- Genre: Comedy, Continuity
- Presented by: Seán Moncrieff; Barry Murphy;
- Country of origin: Ireland
- Original language: English

Production
- Running time: 2–3 hours

Original release
- Network: Network 2;
- Release: 1993 – 1995

= The End (Irish TV programme) =

The End was an Irish adult comedy late night television strand on Network 2 in the Republic of Ireland. The show served as both a continuity announcement and as a vehicle for comedy sketches and interviews. It was first broadcast in 1993, and was cancelled in 1995.

The End was aired on Friday and Saturday night from 11 pm to 2 am. RTÉ used this show to test the audience appetite for late night TV. The End was presented by Barry Murphy on Friday nights and by Seán Moncrieff on Saturday nights. The End had a cult following of "drunks and teenagers" who would often ring into the show leaving bizarre late night messages for the presenters. Sean Moncrieff would be joined by a puppet called Septic in later seasons.

Barry Murphy would use The End to launch many of his Apres Match characters such as Frank Stapleton.

==Format==
Barry Murphy presented Friday Nights with a mix of his surreal comedy and introductions to the classic BBC comedy series The Fall and Rise of Reginald Perrin and the US sitcom 3rd Rock from the Sun.

Seán Moncrieff presented Saturday Nights with a mix of interviews and introductions to classic BBC comedy series Fawlty Towers and Yes Minister.

Colin Murnane appeared on both nights as a reporter.

==Legacy==
The End would help to launch the careers of its two presenters. Following its cancellation, Seán Moncrieff presented the short-lived chat show Good Grief Moncrieff on RTÉ One. Later he would go on to present the RTÉ Two series Don't Feed the Gondolas, and he now hosts his own daytime radio show on Newstalk. Barry Murphy went on to create Après Match for RTÉ Sport alongside Risteárd Cooper and Gary Cooke, and the cult classic soap opera parody Soupy Norman.

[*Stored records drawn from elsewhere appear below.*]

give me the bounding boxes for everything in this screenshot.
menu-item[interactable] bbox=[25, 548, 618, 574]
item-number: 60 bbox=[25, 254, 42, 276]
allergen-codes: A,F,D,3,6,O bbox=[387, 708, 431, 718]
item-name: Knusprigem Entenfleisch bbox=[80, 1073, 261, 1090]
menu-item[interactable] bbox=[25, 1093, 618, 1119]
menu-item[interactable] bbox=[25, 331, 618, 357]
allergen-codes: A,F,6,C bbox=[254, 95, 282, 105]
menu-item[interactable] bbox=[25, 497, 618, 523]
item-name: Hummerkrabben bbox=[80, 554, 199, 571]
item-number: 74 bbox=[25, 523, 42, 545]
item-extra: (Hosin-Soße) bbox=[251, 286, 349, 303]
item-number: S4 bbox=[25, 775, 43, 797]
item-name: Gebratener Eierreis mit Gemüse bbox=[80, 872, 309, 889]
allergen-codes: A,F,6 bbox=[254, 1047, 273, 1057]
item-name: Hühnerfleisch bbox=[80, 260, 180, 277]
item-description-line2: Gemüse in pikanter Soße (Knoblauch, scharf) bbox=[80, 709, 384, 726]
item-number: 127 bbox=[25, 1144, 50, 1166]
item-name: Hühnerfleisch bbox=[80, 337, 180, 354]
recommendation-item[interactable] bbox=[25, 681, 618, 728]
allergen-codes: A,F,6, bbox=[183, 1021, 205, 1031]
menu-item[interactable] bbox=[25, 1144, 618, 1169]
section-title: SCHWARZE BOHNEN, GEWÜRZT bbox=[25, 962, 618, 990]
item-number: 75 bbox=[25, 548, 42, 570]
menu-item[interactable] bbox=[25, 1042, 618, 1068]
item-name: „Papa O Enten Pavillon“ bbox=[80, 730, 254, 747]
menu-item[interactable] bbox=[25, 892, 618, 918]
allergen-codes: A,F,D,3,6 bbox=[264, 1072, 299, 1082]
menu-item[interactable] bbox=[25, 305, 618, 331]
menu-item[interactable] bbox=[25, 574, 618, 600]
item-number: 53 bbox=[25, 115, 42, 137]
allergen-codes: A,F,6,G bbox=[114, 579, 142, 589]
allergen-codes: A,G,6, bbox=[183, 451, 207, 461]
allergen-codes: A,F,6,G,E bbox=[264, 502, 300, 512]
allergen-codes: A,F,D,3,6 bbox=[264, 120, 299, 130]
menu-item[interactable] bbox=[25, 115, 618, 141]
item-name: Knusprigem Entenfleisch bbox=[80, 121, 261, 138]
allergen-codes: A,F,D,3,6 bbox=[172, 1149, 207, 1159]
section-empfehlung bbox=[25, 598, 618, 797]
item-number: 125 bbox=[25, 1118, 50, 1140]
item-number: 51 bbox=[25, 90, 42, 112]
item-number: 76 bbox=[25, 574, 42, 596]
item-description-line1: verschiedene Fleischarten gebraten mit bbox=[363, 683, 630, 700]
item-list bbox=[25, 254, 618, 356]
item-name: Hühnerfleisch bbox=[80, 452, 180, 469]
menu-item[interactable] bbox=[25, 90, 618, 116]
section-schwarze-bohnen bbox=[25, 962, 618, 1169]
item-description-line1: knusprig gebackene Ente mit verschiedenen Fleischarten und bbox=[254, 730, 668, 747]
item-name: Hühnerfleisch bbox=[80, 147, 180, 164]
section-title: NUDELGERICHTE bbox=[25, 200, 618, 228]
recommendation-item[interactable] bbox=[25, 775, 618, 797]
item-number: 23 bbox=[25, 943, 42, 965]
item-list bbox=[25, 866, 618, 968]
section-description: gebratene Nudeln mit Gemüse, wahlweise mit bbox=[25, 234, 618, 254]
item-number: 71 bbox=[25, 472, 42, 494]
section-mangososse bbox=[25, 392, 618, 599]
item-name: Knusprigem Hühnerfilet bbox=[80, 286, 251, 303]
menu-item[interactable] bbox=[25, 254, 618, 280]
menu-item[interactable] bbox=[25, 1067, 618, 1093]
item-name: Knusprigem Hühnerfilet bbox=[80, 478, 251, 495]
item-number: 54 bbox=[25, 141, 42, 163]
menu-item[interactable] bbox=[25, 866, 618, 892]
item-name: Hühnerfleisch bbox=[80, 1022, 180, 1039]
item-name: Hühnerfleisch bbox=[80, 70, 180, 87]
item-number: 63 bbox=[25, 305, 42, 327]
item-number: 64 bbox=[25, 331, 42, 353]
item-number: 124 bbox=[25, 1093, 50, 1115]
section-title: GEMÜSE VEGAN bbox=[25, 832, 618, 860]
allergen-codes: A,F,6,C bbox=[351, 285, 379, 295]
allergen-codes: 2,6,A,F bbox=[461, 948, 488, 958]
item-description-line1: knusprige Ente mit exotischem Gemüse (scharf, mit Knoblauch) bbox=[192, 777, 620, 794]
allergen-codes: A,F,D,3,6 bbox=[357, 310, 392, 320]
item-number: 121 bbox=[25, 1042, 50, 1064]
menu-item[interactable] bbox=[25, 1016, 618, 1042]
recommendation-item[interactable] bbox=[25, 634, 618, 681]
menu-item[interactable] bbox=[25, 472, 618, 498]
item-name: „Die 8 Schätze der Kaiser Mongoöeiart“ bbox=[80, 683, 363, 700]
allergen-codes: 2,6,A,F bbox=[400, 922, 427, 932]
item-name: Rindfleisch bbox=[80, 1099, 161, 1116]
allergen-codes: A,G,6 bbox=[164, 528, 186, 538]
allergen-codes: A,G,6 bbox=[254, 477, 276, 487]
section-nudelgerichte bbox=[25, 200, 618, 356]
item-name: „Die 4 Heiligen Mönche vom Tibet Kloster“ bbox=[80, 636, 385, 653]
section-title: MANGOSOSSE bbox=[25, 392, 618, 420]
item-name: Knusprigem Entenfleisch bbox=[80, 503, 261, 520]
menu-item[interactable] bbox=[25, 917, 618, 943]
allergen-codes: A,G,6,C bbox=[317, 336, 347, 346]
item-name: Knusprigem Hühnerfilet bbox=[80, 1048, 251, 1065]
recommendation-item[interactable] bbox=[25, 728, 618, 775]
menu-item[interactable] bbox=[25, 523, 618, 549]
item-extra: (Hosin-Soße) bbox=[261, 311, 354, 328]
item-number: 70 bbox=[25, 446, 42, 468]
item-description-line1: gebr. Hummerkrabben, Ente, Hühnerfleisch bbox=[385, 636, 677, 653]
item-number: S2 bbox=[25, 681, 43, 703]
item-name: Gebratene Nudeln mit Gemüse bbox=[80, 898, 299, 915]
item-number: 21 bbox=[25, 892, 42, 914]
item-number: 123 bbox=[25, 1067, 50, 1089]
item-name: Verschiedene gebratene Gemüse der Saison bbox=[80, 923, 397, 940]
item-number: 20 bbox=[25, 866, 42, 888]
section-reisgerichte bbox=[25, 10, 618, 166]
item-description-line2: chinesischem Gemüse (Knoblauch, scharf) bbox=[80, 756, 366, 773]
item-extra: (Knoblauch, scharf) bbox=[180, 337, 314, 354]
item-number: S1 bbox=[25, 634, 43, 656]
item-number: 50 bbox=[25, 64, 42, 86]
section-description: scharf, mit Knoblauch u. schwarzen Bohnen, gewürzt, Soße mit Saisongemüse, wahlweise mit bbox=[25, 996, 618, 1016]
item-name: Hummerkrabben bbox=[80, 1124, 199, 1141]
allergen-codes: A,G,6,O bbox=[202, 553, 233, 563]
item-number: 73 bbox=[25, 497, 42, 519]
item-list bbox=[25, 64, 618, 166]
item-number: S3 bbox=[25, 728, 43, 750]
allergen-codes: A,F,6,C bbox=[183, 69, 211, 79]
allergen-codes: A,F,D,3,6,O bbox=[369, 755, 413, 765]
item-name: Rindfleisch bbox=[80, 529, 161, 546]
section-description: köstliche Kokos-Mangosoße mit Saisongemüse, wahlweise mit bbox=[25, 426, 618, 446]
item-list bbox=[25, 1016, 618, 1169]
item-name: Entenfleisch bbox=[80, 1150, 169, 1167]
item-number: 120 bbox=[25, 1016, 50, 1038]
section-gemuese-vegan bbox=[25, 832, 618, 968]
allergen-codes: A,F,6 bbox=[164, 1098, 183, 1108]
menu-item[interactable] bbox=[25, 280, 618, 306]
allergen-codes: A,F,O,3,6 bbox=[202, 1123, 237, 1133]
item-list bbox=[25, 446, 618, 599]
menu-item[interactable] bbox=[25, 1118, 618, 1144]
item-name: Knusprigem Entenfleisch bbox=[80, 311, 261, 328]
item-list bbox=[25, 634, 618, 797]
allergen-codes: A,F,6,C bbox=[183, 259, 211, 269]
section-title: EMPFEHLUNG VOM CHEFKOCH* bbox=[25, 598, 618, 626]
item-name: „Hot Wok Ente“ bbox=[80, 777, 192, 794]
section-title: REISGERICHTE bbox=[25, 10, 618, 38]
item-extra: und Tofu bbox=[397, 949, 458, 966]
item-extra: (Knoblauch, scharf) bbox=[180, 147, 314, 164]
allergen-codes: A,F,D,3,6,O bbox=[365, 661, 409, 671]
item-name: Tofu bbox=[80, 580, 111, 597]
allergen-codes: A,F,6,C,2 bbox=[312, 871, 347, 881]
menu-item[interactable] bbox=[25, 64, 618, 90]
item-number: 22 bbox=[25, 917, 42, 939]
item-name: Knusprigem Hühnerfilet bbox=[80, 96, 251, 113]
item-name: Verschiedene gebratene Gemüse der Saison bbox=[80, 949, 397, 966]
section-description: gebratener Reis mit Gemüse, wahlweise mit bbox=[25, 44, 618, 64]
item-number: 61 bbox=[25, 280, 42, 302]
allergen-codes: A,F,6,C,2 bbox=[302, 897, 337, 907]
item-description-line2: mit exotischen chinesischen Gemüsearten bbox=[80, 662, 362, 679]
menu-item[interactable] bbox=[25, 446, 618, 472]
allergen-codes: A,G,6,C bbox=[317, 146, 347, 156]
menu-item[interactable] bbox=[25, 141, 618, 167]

The End's reporter Colin Murnane later moved to London to present for TCC, BBC, Sky1 and others, and has a career as a voice-over artist.

The Network 2 Night Shift strand would ultimately take over from The End. This was a more conventional continuity slot, only featuring a voice-over and lacking sketches and interviews. Each night would have a specific theme, Sci-Fi on Mondays with shows like Stargate: SG1, Crime on Tuesdays with shows like Millennium and Profiler etc. Night Shift would use the catchphrase "2 until 2" noting that Network 2 would be on the air until 2 am.